An analysis of training and generalization errors in shallow and deep networks

TL;DR

This paper investigates why deep networks often do not overfit despite over-parametrization, analyzing the relationship between training and generalization errors in shallow and deep networks with periodic activations.

Contribution

It introduces a new perspective on measuring generalization error using maximum loss and provides estimates on parameter counts for zero training and good generalization.

Findings

Maximum loss is a better measure of generalization in compositional functions.

Regularization solutions can guarantee both low training and generalization errors.
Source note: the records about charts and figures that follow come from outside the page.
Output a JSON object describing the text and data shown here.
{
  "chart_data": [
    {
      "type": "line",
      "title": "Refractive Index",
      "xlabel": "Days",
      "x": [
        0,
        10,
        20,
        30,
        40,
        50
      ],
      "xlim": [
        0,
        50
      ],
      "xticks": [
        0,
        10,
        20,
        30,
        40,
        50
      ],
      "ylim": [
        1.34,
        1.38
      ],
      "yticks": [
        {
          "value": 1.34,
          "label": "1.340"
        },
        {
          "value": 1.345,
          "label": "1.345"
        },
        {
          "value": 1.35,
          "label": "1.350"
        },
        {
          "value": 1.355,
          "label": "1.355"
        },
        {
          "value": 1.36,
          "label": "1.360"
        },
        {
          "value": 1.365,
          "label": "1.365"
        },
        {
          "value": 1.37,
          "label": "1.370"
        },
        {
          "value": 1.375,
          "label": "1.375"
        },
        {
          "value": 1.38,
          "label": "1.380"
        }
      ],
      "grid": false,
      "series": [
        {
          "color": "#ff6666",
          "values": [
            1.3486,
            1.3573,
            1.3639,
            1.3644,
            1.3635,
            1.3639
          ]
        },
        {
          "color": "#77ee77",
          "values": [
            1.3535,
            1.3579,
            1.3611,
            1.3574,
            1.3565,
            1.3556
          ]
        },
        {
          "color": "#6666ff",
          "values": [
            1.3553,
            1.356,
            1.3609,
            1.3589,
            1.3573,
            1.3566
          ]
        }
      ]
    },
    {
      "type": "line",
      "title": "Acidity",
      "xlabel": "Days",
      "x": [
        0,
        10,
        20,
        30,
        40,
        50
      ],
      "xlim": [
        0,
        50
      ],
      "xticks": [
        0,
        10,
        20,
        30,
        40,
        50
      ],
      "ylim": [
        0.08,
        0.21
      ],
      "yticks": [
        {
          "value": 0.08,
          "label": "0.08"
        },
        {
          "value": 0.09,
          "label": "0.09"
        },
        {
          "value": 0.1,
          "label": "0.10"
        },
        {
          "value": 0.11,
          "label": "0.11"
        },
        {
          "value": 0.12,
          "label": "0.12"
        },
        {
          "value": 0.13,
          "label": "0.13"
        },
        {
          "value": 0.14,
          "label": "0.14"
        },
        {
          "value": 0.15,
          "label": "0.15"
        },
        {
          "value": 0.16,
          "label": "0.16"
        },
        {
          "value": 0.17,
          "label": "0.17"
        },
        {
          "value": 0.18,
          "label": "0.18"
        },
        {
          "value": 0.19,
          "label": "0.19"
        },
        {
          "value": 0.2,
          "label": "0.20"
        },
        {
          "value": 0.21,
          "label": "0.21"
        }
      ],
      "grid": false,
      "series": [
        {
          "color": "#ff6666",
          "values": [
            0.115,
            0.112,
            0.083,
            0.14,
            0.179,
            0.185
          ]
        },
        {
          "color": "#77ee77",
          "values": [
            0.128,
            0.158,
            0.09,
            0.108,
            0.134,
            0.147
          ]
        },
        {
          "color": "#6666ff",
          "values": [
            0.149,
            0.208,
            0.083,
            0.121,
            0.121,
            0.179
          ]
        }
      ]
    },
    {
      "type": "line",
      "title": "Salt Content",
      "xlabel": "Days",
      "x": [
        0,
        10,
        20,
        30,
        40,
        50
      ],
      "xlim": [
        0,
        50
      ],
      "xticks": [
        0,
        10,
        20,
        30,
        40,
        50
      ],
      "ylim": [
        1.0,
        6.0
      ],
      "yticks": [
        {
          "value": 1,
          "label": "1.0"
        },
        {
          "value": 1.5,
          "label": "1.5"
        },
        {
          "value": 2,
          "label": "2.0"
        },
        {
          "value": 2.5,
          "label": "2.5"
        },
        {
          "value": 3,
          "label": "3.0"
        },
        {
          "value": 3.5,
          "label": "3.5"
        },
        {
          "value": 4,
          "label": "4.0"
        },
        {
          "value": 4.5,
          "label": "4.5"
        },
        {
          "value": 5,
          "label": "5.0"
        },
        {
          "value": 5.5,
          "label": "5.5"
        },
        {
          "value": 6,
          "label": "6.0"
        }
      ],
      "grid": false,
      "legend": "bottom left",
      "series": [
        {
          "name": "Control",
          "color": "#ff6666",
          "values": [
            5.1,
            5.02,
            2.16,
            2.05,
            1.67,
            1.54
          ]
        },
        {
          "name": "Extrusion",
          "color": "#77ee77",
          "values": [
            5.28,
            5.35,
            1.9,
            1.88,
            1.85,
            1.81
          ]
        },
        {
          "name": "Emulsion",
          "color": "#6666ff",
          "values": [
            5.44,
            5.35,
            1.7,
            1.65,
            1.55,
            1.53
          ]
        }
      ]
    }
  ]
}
Estimates of parameters needed for perfect fitting and good generalization are provided.

Abstract

This paper is motivated by an open problem around deep networks, namely, the apparent absence of over-fitting despite large over-parametrization which allows perfect fitting of the training data. In this paper, we analyze this phenomenon in the case of regression problems when each unit evaluates a periodic activation function. We argue that the minimal expected value of the square loss is inappropriate to measure the generalization error in approximation of compositional functions in order to take full advantage of the compositional structure. Instead, we measure the generalization error in the sense of maximum loss, and sometimes, as a pointwise error. We give estimates on exactly how many parameters ensure both zero training error as well as a good generalization error. We prove that a solution of a regularization problem is guaranteed to yield a good training error as well as a good generalization error and estimate how much error to expect at which test data.